Baghdad residents stayed off the streets on Friday as the government put the capital under a last-minute daytime curfew to try to stop sectarian violence between Sunnis and Shi'ites on the Muslim day of prayer.
In a critical test for the Shi'ite-led government's authority and for its new, US-trained forces after two days of killings, police and Iraqi troops were out in force in Baghdad, turning back those few motorists unaware of the ban on traffic announced overnight. US forces kept a low profile.
Reprisal attacks on minority Sunni mosques and more than 130 deaths following Wednesday's suspected al-Qaida bombing of a Shi'ite shrine have seen the United States and United Nations joining efforts to avert an all-out civil war, which could wreck US hopes of withdrawing troops and inflame the entire Middle East.
Washington and the Shi'ite-led Iraqi Government have blamed al-Qaida's Sunni militants for the destruction of the Golden Mosque in Samarra on Wednesday, saying they are seeking to spark just such a conflict.
A militant grouping led by al-Qaida has accused Shi'ites of conducting the bloodless bombing to justify attacks on Sunnis.
Residents reported fierce clashes in at least two areas in and around Baghdad overnight, and both were in areas where sectarian tensions are exacerbated by nearby communities.
Gunmen stormed a house and killed two Shi'ite men and a woman in Latifiya, just outside Baghdad, at dawn on Friday despite the curfew. Two children were wounded in the attack.

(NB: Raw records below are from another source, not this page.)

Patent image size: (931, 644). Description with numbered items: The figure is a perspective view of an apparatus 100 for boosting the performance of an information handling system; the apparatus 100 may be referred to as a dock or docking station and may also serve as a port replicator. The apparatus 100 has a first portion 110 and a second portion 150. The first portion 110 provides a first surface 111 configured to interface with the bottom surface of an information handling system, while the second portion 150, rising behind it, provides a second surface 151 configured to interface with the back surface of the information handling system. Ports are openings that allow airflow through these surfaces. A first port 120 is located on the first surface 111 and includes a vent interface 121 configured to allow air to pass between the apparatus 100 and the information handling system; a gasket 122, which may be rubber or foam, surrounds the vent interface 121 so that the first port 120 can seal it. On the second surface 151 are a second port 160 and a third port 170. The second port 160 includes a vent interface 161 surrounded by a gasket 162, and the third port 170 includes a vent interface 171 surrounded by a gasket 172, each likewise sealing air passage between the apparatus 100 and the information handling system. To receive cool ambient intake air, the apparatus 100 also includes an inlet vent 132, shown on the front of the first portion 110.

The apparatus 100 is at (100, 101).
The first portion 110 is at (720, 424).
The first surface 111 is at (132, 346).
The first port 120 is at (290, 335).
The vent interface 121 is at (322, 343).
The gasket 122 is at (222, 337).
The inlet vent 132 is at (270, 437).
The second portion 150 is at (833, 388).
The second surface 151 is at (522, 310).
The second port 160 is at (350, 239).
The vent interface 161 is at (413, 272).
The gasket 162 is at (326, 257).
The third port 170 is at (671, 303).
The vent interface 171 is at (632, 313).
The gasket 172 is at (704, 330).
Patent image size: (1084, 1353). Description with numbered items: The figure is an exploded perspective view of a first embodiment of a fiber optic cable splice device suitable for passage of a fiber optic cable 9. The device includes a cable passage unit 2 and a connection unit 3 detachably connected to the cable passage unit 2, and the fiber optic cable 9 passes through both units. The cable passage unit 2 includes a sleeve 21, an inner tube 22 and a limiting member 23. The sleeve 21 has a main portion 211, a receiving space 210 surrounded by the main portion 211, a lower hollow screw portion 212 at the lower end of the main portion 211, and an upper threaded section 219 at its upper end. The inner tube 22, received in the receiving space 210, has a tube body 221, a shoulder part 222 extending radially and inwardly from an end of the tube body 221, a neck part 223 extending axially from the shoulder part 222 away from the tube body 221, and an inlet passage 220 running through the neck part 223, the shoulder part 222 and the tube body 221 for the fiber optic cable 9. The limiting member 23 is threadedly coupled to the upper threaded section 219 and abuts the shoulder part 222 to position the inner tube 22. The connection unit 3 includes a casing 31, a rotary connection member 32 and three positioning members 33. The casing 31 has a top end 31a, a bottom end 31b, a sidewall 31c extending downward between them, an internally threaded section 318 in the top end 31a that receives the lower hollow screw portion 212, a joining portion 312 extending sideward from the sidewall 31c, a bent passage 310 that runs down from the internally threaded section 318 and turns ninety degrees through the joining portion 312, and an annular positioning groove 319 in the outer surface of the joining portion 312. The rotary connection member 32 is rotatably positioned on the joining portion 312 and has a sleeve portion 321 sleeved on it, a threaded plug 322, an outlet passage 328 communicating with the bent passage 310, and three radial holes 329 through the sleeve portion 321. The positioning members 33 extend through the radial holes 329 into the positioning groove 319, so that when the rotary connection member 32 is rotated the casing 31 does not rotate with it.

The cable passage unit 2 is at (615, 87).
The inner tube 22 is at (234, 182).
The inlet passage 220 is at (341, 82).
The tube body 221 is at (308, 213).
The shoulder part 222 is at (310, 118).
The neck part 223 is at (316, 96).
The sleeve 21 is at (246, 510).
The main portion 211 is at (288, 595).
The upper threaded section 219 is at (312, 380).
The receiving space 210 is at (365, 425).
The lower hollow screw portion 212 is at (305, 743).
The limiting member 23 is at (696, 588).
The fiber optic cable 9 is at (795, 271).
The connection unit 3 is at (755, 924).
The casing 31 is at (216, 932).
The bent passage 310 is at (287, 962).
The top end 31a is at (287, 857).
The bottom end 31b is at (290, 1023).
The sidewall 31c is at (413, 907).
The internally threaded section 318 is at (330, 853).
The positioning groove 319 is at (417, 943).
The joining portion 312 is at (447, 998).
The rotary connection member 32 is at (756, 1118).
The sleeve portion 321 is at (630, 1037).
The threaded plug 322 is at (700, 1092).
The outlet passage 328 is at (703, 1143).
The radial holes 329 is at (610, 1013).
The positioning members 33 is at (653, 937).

The streets of the capital were quiet at mid-morning, but residents feared the violence could boil over. A spokesman for radical young Shi'ite cleric Moqtada al-Sadr said his followers planned to march to mosques in his Baghdad stronghold despite the curfew to worship at the weekly midday prayers.
Fear flares up
"If the situation continues, there will be a civil war," said Mohammed, a Baghdad resident walking through Tahrir Square in the city centre. "It will get to the point that you have to sleep with a weapon by your side."
Ahmed Mohyie, a traffic policeman on duty on Friday, said: "How can there be a civil war? If there is a civil war, it will set husband against wife. I am a Shi'ite, and my wife is a Sunni."
In Basra and other cities in the heavily Shi'ite area south of Iraq, where the curfew does not apply, weekend activities looked normal, and religious leaders said they expected mosques to be full.
Even if the curfew calms passions on the Muslim holy day, Iraq's government will still have to demonstrate it can control Shi'ite militiamen, who have been attacking Sunni targets and setting up their own checkpoints in defiance of the state.
Sadr and other Shi'ite leaders involved in government have called publicly for calm, but their militia forces have been on the streets since the violence erupted on Wednesday.
US President George Bush called for calm, and the UN envoy invited all parties to talks on a way out of the gravest crisis Iraq has faced since the US invasion three years ago. Sunni political leaders pulled out of negotiations on forming a government from groups elected in a ballot in December.
Clerics try to rein in militants
Senior Iraqi officials said leading clerics, including the revered Grand Ayatollah Ali al-Sistani, were straining to rein in Shi'ite militants, but one said privately he feared even Sistani might be unable to control some gunmen, as evidenced by the dozens of attacks on Sunni mosques so far.
Competition among Shi'ite factions that are nominally united in the ruling Islamist Alliance may play a role in how events develop.
Seven US soldiers were killed in two attacks on Wednesday.
Many of the new Iraqi security forces are drawn from the very militia groups they may be ordered to control so the 130,000 more heavily armed Americans may yet have to step in.
Some see them as the only real force capable of stemming a full-scale assault by majority Shi'ites on Sunni neighbourhoods around the capital after years of restraint in the face of Sunni rebel attacks that have killed thousands since US forces overthrew Sunni leader Saddam Hussein in 2003.
A senior official in the Shi'ite Alliance said: "The question is: How long will the Shi'ite public keep on heeding Sistani and staying calm? ... Things could spin out of control, and then nothing will stop Shi'ite anger if attacks continue."
Extending an overnight shutdown, the curfew will last until 4 pm (1300 GMT), after midday prayers, in Baghdad and three surrounding provinces where Sunnis and Shi'ites live side by side. A curfew is also in force from 8 pm to 6 am.